Howard | Philadelphia | Mark Wahlberg | Underground Railroad

History Buff

by Bryan Reesman


According to Howard, Mark Wahlberg recently told him "there is nothing better than for someone to reach a place that everyone's been hoping he would get to." "He said the amount of goodwill I have had has been great," says Howard. It seems that goodwill already extends to those around him in Philly.

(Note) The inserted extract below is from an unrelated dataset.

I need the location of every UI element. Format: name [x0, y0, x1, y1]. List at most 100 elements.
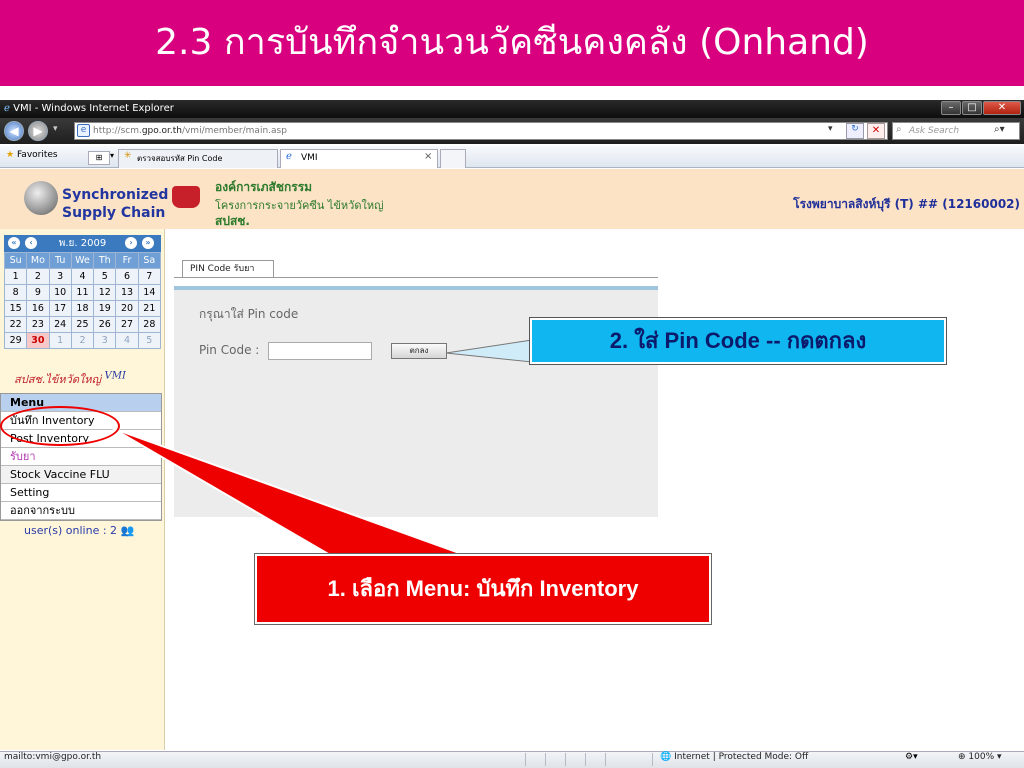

Do you live inside or outside Philadelphia? I live outside the city, in a little area right past Blue Bell called Abolitionist Hill. The people there were part of the Underground Railroad movement. They provided sanctuary and safe housing for slaves escaping from the South and on their way to the North. Because the bounty hunters would come to retrieve these slaves, the residents built true underground tunnels that led from one home to another home and into a field. And I bought one of those homes. I'm trying to find out who traveled through. I bought a 250-year-old carriage home, and there is a stone tunnel, maybe five feet under the ground, made with fieldstones that are there, about three or four feet in diameter. I don't know what was at the end of it, but it was the greatest discovery of buying that home.

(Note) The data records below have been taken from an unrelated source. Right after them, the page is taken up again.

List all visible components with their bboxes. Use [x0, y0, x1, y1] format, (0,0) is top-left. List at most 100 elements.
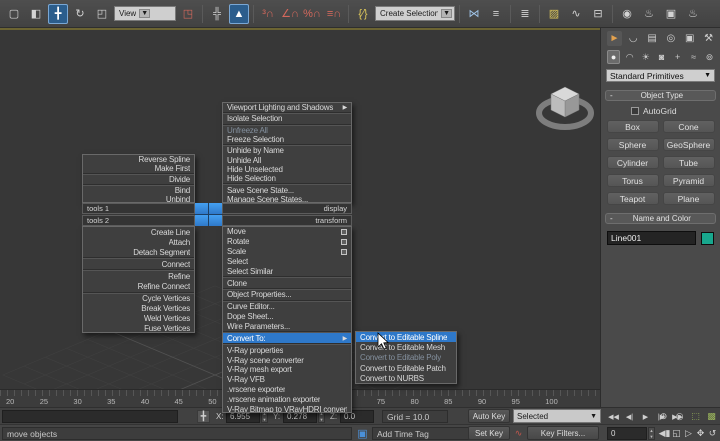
object-name-field[interactable]: Line001: [607, 231, 696, 245]
category-spacewarps-icon[interactable]: ≈: [687, 50, 700, 64]
edit-named-selections-icon[interactable]: {∕}: [353, 4, 373, 24]
menu-item[interactable]: Create Line: [83, 227, 194, 237]
quad-menu-center[interactable]: [195, 203, 222, 226]
object-type-button[interactable]: GeoSphere: [663, 138, 715, 151]
object-type-button[interactable]: Torus: [607, 174, 659, 187]
menu-item[interactable]: V-Ray Bitmap to VRayHDRI converter: [223, 404, 351, 413]
menu-item[interactable]: Rotate: [223, 237, 351, 247]
menu-item[interactable]: Clone: [223, 278, 351, 288]
menu-item[interactable]: Weld Vertices: [83, 314, 194, 324]
selection-region-icon[interactable]: ▢: [4, 4, 24, 24]
category-systems-icon[interactable]: ⊚: [703, 50, 716, 64]
prompt-field[interactable]: [2, 410, 178, 423]
mirror-icon[interactable]: ⋈: [464, 4, 484, 24]
spinner-snap-icon[interactable]: ≡∩: [324, 4, 344, 24]
object-type-button[interactable]: Teapot: [607, 192, 659, 205]
selection-set-key-dropdown[interactable]: Selected ▼: [513, 409, 601, 423]
object-type-button[interactable]: Plane: [663, 192, 715, 205]
menu-item[interactable]: Hide Unselected: [223, 165, 351, 174]
select-rotate-icon[interactable]: ↻: [70, 4, 90, 24]
material-editor-icon[interactable]: ◉: [617, 4, 637, 24]
menu-item[interactable]: Connect: [83, 259, 194, 269]
menu-item[interactable]: Convert To: ▶: [223, 333, 351, 343]
render-production-icon[interactable]: ♨: [683, 4, 703, 24]
select-manipulate-icon[interactable]: ╬: [207, 4, 227, 24]
menu-item[interactable]: Attach: [83, 237, 194, 247]
object-type-rollout[interactable]: - Object Type: [605, 90, 716, 101]
object-type-button[interactable]: Pyramid: [663, 174, 715, 187]
transform-gizmo-icon[interactable]: ╋: [197, 410, 210, 423]
category-lights-icon[interactable]: ☀: [639, 50, 652, 64]
zoom-all-icon[interactable]: ◎: [673, 410, 686, 423]
menu-item[interactable]: Wire Parameters...: [223, 322, 351, 332]
menu-item[interactable]: Fuse Vertices: [83, 324, 194, 333]
zoom-icon[interactable]: ⊕: [657, 410, 670, 423]
layer-manager-icon[interactable]: ≣: [515, 4, 535, 24]
percent-snap-icon[interactable]: %∩: [302, 4, 322, 24]
menu-item[interactable]: Scale: [223, 247, 351, 257]
blue-box-icon[interactable]: ▣: [356, 427, 369, 440]
menu-item[interactable]: Dope Sheet...: [223, 312, 351, 322]
category-geometry-icon[interactable]: ●: [607, 50, 620, 64]
menu-item[interactable]: Refine: [83, 271, 194, 281]
menu-item[interactable]: V-Ray mesh export: [223, 365, 351, 375]
current-time-field[interactable]: 0: [607, 427, 647, 440]
menu-item[interactable]: Unhide All: [223, 155, 351, 164]
category-cameras-icon[interactable]: ◙: [655, 50, 668, 64]
menu-item[interactable]: .vrscene animation exporter: [223, 395, 351, 405]
object-type-button[interactable]: Box: [607, 120, 659, 133]
menu-item[interactable]: Viewport Lighting and Shadows ▶: [223, 103, 351, 112]
key-filters-button[interactable]: Key Filters...: [527, 426, 599, 440]
auto-key-button[interactable]: Auto Key: [468, 409, 510, 423]
quad-header-transform[interactable]: transform: [222, 215, 352, 226]
menu-item[interactable]: Refine Connect: [83, 281, 194, 291]
menu-item[interactable]: Isolate Selection: [223, 114, 351, 123]
tab-utilities[interactable]: ⚒: [701, 31, 716, 46]
menu-item[interactable]: Manage Scene States...: [223, 195, 351, 203]
go-to-start-icon[interactable]: ◀◀: [607, 410, 620, 423]
menu-item[interactable]: V-Ray VFB: [223, 375, 351, 385]
window-crossing-icon[interactable]: ◧: [26, 4, 46, 24]
menu-item[interactable]: Make First: [83, 164, 194, 173]
pivot-point-icon[interactable]: ◳: [178, 4, 198, 24]
quad-header-tools1[interactable]: tools 1: [82, 203, 195, 214]
settings-box-icon[interactable]: [341, 249, 347, 255]
menu-item[interactable]: Convert to Editable Mesh: [356, 342, 456, 352]
named-selection-set-dropdown[interactable]: Create Selection Se ▼: [375, 6, 455, 21]
quad-header-tools2[interactable]: tools 2: [82, 215, 195, 226]
chevron-down-icon[interactable]: ▼: [704, 72, 711, 79]
previous-frame-icon[interactable]: ◀|: [623, 410, 636, 423]
menu-item[interactable]: Freeze Selection: [223, 135, 351, 144]
chevron-down-icon[interactable]: ▼: [139, 9, 150, 18]
render-setup-icon[interactable]: ♨: [639, 4, 659, 24]
category-helpers-icon[interactable]: +: [671, 50, 684, 64]
menu-item[interactable]: V-Ray properties: [223, 345, 351, 355]
menu-item[interactable]: Save Scene State...: [223, 185, 351, 194]
tab-create[interactable]: ►: [607, 31, 622, 46]
scene-explorer-icon[interactable]: ▨: [544, 4, 564, 24]
orbit-icon[interactable]: ↺: [708, 427, 717, 440]
autogrid-checkbox[interactable]: [631, 107, 639, 115]
zoom-region-icon[interactable]: ◱: [672, 427, 681, 440]
chevron-down-icon[interactable]: ▼: [441, 9, 452, 18]
curve-editor-icon[interactable]: ∿: [566, 4, 586, 24]
menu-item[interactable]: Move: [223, 227, 351, 237]
zoom-extents-all-icon[interactable]: ▩: [705, 410, 718, 423]
menu-item[interactable]: Unbind: [83, 195, 194, 203]
menu-item[interactable]: Reverse Spline: [83, 155, 194, 164]
menu-item[interactable]: Bind: [83, 186, 194, 195]
tab-motion[interactable]: ◎: [663, 31, 678, 46]
object-type-button[interactable]: Sphere: [607, 138, 659, 151]
view-dropdown[interactable]: View ▼: [114, 6, 176, 21]
pan-hand-icon[interactable]: ✥: [696, 427, 705, 440]
tab-display[interactable]: ▣: [682, 31, 697, 46]
menu-item[interactable]: Detach Segment: [83, 247, 194, 257]
select-scale-icon[interactable]: ◰: [92, 4, 112, 24]
menu-item[interactable]: Select: [223, 257, 351, 267]
primitives-dropdown[interactable]: Standard Primitives ▼: [606, 69, 715, 82]
align-icon[interactable]: ≡: [486, 4, 506, 24]
menu-item[interactable]: Break Vertices: [83, 304, 194, 314]
play-icon[interactable]: ▶: [639, 410, 652, 423]
object-type-button[interactable]: Cone: [663, 120, 715, 133]
menu-item[interactable]: Convert to Editable Poly: [356, 353, 456, 363]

How many people can say that they have a house that literally was part of American history? It's nice, unless you're trying to renovate.

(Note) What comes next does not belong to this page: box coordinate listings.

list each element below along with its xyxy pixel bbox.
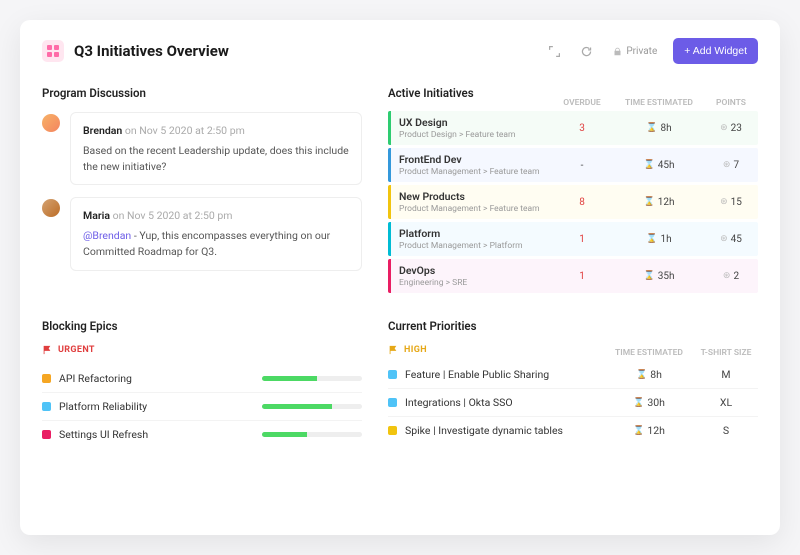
time-value: ⌛45h <box>614 160 704 171</box>
page-title: Q3 Initiatives Overview <box>74 42 229 60</box>
comment: Maria on Nov 5 2020 at 2:50 pm @Brendan … <box>42 197 362 270</box>
points-value: ⊛2 <box>704 271 758 282</box>
points-icon: ⊛ <box>720 123 728 133</box>
priority-flag-urgent: URGENT <box>42 345 362 355</box>
active-initiatives-panel: Active Initiatives OVERDUE TIME ESTIMATE… <box>388 86 758 293</box>
col-points: POINTS <box>704 98 758 108</box>
section-title: Current Priorities <box>388 319 758 333</box>
overdue-value: - <box>550 160 614 171</box>
mention[interactable]: @Brendan <box>83 229 131 242</box>
comment-author: Brendan <box>83 124 122 137</box>
points-icon: ⊛ <box>723 271 731 281</box>
comment-time: on Nov 5 2020 at 2:50 pm <box>113 209 233 222</box>
time-value: ⌛12h <box>614 197 704 208</box>
privacy-indicator[interactable]: Private <box>607 46 663 57</box>
app-icon <box>42 40 64 62</box>
section-title: Program Discussion <box>42 86 362 100</box>
avatar <box>42 199 60 217</box>
comment: Brendan on Nov 5 2020 at 2:50 pm Based o… <box>42 112 362 185</box>
dashboard-card: Q3 Initiatives Overview Private + Add Wi… <box>20 20 780 535</box>
points-value: ⊛7 <box>704 160 758 171</box>
size-value: M <box>694 368 758 381</box>
hourglass-icon: ⌛ <box>633 398 644 408</box>
avatar <box>42 114 60 132</box>
points-icon: ⊛ <box>720 197 728 207</box>
header: Q3 Initiatives Overview Private + Add Wi… <box>42 38 758 64</box>
comment-bubble[interactable]: Brendan on Nov 5 2020 at 2:50 pm Based o… <box>70 112 362 185</box>
time-value: ⌛35h <box>614 271 704 282</box>
col-overdue: OVERDUE <box>550 98 614 108</box>
time-value: ⌛8h <box>614 123 704 134</box>
refresh-button[interactable] <box>575 40 597 62</box>
priority-row[interactable]: Feature | Enable Public Sharing ⌛8h M <box>388 361 758 389</box>
epic-row[interactable]: Settings UI Refresh <box>42 421 362 448</box>
overdue-value: 1 <box>550 271 614 282</box>
color-swatch <box>42 430 51 439</box>
color-swatch <box>388 426 397 435</box>
initiative-row[interactable]: PlatformProduct Management > Platform 1 … <box>388 222 758 256</box>
flag-icon <box>388 345 398 355</box>
time-value: ⌛30h <box>604 396 694 409</box>
progress-bar <box>262 404 362 409</box>
hourglass-icon: ⌛ <box>644 197 655 207</box>
program-discussion-panel: Program Discussion Brendan on Nov 5 2020… <box>42 86 362 293</box>
points-icon: ⊛ <box>723 160 731 170</box>
size-value: XL <box>694 396 758 409</box>
progress-bar <box>262 376 362 381</box>
points-value: ⊛15 <box>704 197 758 208</box>
color-swatch <box>388 398 397 407</box>
initiative-row[interactable]: New ProductsProduct Management > Feature… <box>388 185 758 219</box>
flag-icon <box>42 345 52 355</box>
hourglass-icon: ⌛ <box>644 160 655 170</box>
col-time: TIME ESTIMATED <box>604 348 694 358</box>
hourglass-icon: ⌛ <box>646 123 657 133</box>
overdue-value: 3 <box>550 123 614 134</box>
points-value: ⊛45 <box>704 234 758 245</box>
priority-row[interactable]: Integrations | Okta SSO ⌛30h XL <box>388 389 758 417</box>
progress-bar <box>262 432 362 437</box>
epic-row[interactable]: API Refactoring <box>42 365 362 393</box>
priority-flag-high: HIGH <box>388 345 604 355</box>
initiative-row[interactable]: FrontEnd DevProduct Management > Feature… <box>388 148 758 182</box>
comment-author: Maria <box>83 209 110 222</box>
time-value: ⌛12h <box>604 424 694 437</box>
comment-time: on Nov 5 2020 at 2:50 pm <box>125 124 245 137</box>
points-icon: ⊛ <box>720 234 728 244</box>
color-swatch <box>388 370 397 379</box>
comment-body: Based on the recent Leadership update, d… <box>83 143 349 175</box>
color-swatch <box>42 402 51 411</box>
time-value: ⌛1h <box>614 234 704 245</box>
hourglass-icon: ⌛ <box>644 271 655 281</box>
points-value: ⊛23 <box>704 123 758 134</box>
col-time: TIME ESTIMATED <box>614 98 704 108</box>
initiative-row[interactable]: DevOpsEngineering > SRE 1 ⌛35h ⊛2 <box>388 259 758 293</box>
overdue-value: 8 <box>550 197 614 208</box>
color-swatch <box>42 374 51 383</box>
hourglass-icon: ⌛ <box>646 234 657 244</box>
add-widget-button[interactable]: + Add Widget <box>673 38 758 64</box>
privacy-label: Private <box>626 46 657 57</box>
hourglass-icon: ⌛ <box>636 370 647 380</box>
comment-body: @Brendan - Yup, this encompasses everyth… <box>83 228 349 260</box>
col-size: T-SHIRT SIZE <box>694 348 758 358</box>
priority-row[interactable]: Spike | Investigate dynamic tables ⌛12h … <box>388 417 758 444</box>
initiative-row[interactable]: UX DesignProduct Design > Feature team 3… <box>388 111 758 145</box>
blocking-epics-panel: Blocking Epics URGENT API Refactoring Pl… <box>42 319 362 448</box>
hourglass-icon: ⌛ <box>633 426 644 436</box>
lock-icon <box>613 47 622 56</box>
section-title: Blocking Epics <box>42 319 362 333</box>
expand-button[interactable] <box>543 40 565 62</box>
size-value: S <box>694 424 758 437</box>
time-value: ⌛8h <box>604 368 694 381</box>
epic-row[interactable]: Platform Reliability <box>42 393 362 421</box>
section-title: Active Initiatives <box>388 86 550 100</box>
comment-bubble[interactable]: Maria on Nov 5 2020 at 2:50 pm @Brendan … <box>70 197 362 270</box>
current-priorities-panel: Current Priorities HIGH TIME ESTIMATED T… <box>388 319 758 448</box>
overdue-value: 1 <box>550 234 614 245</box>
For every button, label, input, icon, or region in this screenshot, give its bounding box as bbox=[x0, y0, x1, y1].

Where did you first live when you arrived in Philadelphia in 1998? I lived in Wissahickon, which is right near Fairmount Park. Before that, I was in L.A. I was trying to make it the Hollywood way, but I just didn't fit. I tried to. I did all the things that I thought I was supposed to do. I was running around and trying to be friends with the earth shakers and oftentimes found myself shaken up by it. My uncle said, "You have a mean streak of conscience running down your spine, and until you get rid of that, you're not going to have any fun here." I guess I never had any fun there.